Hemos tenido una eficiente educación hacia el autodesprecio, y esto ha sido así hasta tal punto que hemos sido capaces de generar xenofobia hacia nosotros mismos, extranjeros en nuestra propia tierra y ante nuestra propia mirada. Me lo decía un amigo que no habla muy frecuentemente el gallego: "Es que me miro en el espejo hablando en gallego y me parezco otro, un personaje literario, irreal". Mi amigo creció en gallego y se fue a A Coruña a los dieciséis años. Hoy tiene 47 y hace intentos desmesurados por dirigirse al camarero que le sirve el desayuno en gallego. No es capaz. Cuando lo hace se pone colorado y siente una horrible ansiedad. No lo vuelve a repetir en un mes. "Créeme si te digo que me pongo enfermo cada vez que salgo de casa dispuesto a intentarlo". "En mi oficina les pasa a todos lo mismo", concluye mi lejano amigo (lejano alumno, en realidad).

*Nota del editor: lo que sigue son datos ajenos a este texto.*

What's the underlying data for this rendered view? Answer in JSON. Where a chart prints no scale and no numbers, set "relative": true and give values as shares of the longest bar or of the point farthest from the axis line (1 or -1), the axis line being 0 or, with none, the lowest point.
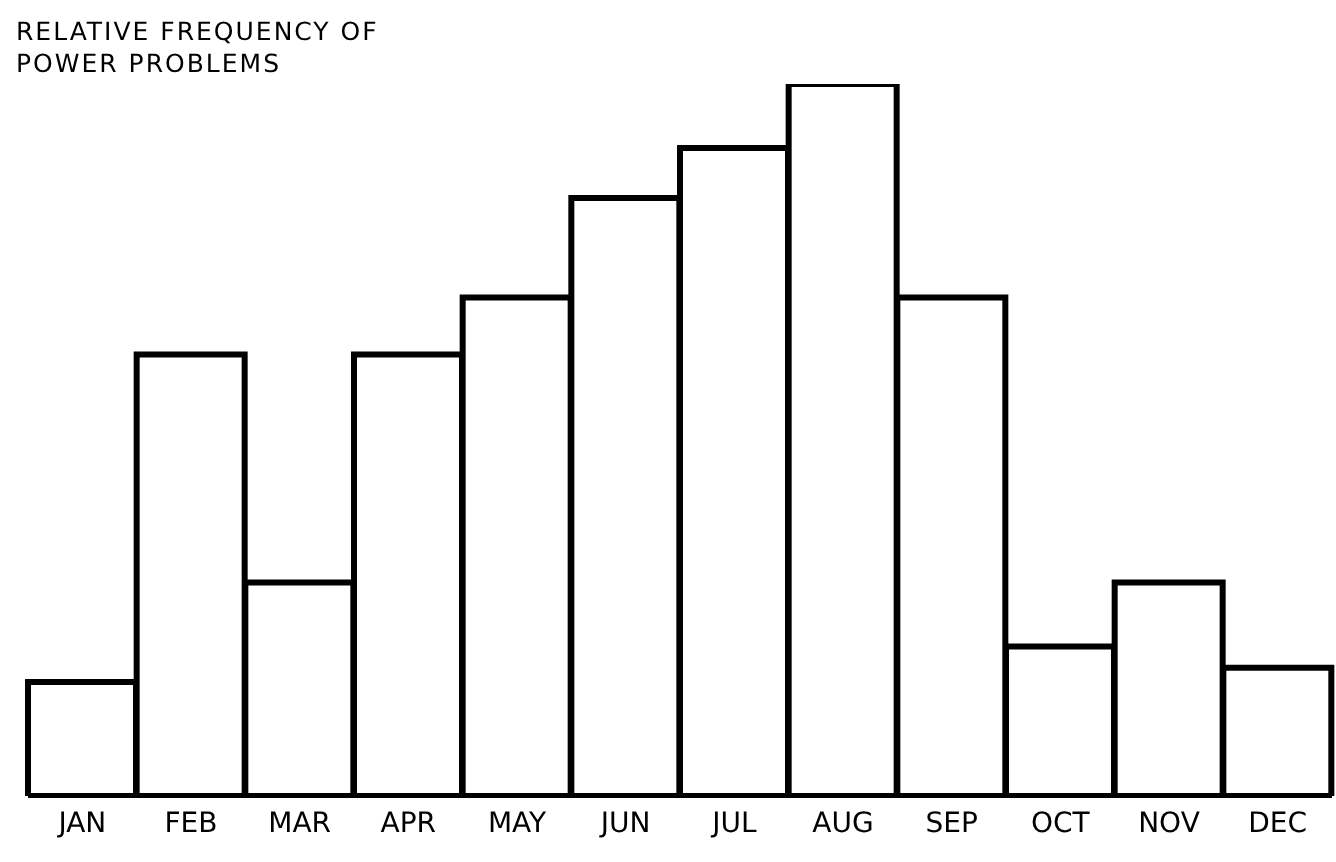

Es como si el hermoso gallego que me consta que habla estuviera referido a un solo escenario: su aldea, que no llega a pueblo o villa. Y entonces me convenzo de que esta batalla del espíritu es plural: la batalla de los espíritus, porque en esa referencia semántica de los escenarios (aldea/ciudad) se constata la interferencia de un espíritu malo (entendámonos: el espíritu malo es la traducción literaria de una interferencia verbal causada por la hipercontextualización del habla), de un kamarupa, que dicen los espiritistas. Y así, como batalla de los espíritus y en tiempos de arrolladora nadería, nuestra lengua nos habla desde otro nivel, otra ambición, otra necesidad. Mi amigo arrancará a hablar el día menos pensado. Estamos en ello.